I remember the last time my dad took my mom to eat in town, a weekend ritual, one of the last bits of normalcy left in this new normal we did not ask for. Mom was still mobile then, could still get in and out of the car, but needed to be fed, could not track conversations in ways that seemed socially acceptable. My dad would cut her food for her, guide her hand to her fork.
I was surprised how quickly they made it home, how different my dad's mindset was from when they left just a short time before. They saw an old friend out, the old friend saw them. But the friend pretended like they hadn't, uncomfortable and unsure how to approach my parents, my mother. In that moment, my dad realized that another door had shut for them, asked for the check, boxed up the food, and came home.

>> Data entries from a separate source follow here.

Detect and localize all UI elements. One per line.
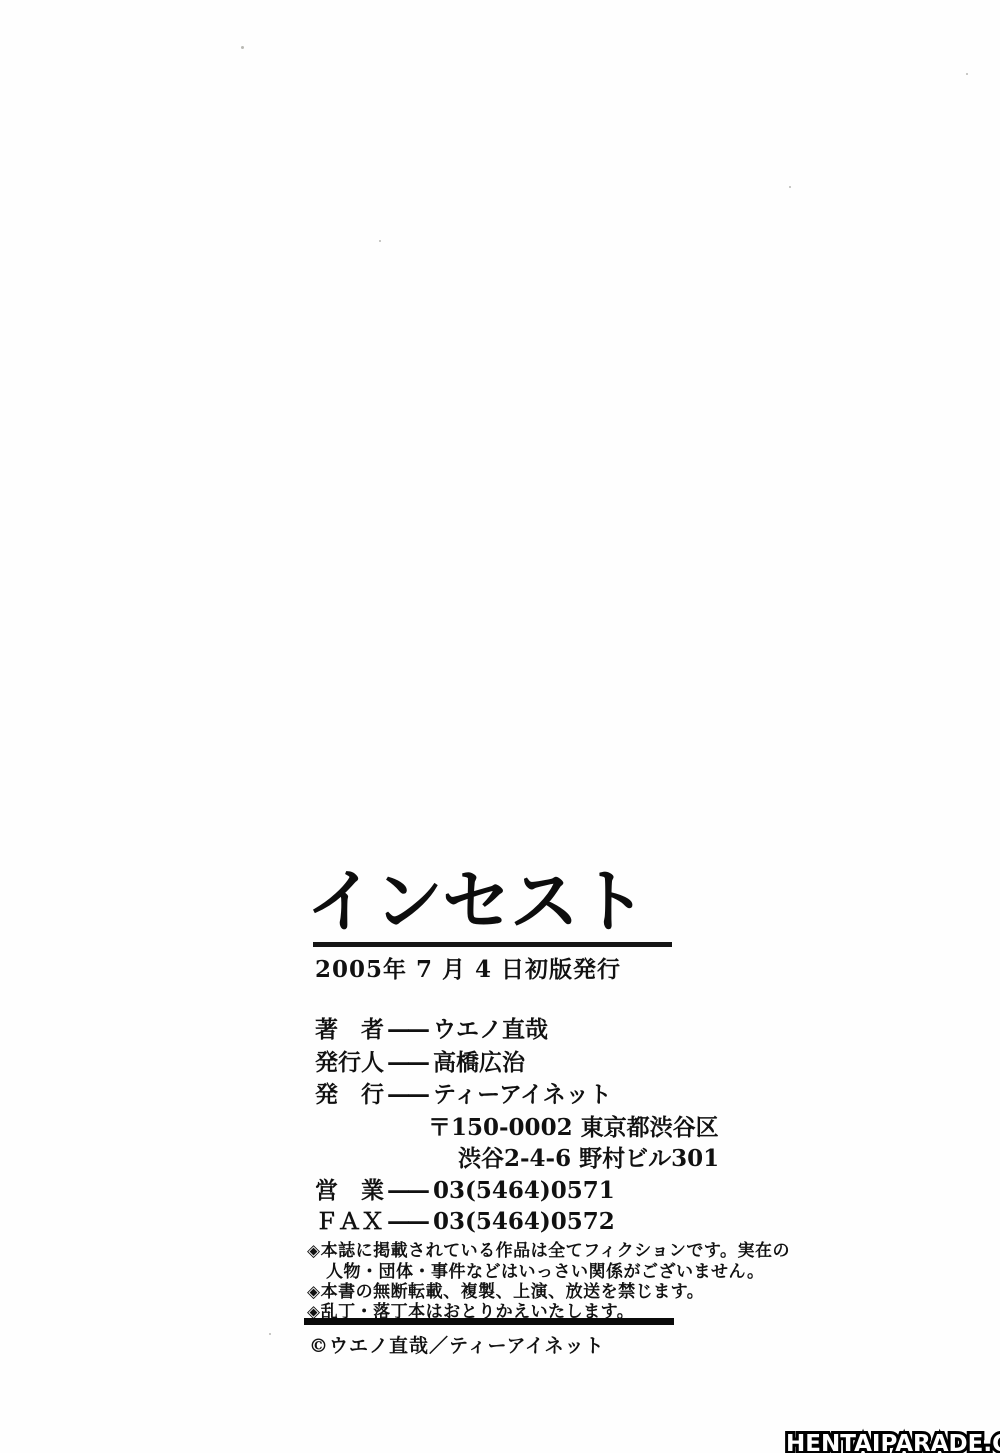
scan-speck bbox=[269, 1333, 271, 1335]
page-title: インセスト bbox=[306, 846, 646, 945]
row-separator: —— bbox=[387, 1208, 427, 1235]
colophon-page: インセスト 2005年 7 月 4 日初版発行 著 者——ウエノ直哉 発行人——… bbox=[0, 0, 1000, 1453]
row-separator: —— bbox=[387, 1081, 427, 1108]
scan-speck bbox=[789, 186, 791, 188]
bottom-rule bbox=[304, 1318, 674, 1325]
scan-speck bbox=[241, 46, 244, 49]
row-label: 営 業 bbox=[315, 1172, 387, 1205]
colophon-row-sales-phone: 営 業——03(5464)0571 bbox=[315, 1172, 615, 1205]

It's been years since then. Years in hiding, wondering how to answer when people ask "How is your mom doing?" Wondering how much I am allowed to share before other people's comfort dictates what's okay. Her eyes cannot focus on the camera, but she is still my mother. The curve of her mouth is different, but she is still my mother. She exists as I do, between two worlds, but we are still here, her blood is my blood, her memories mine to keep. We are here and we cannot be bothered with how comfortable that makes you. That was never our intention, anyway.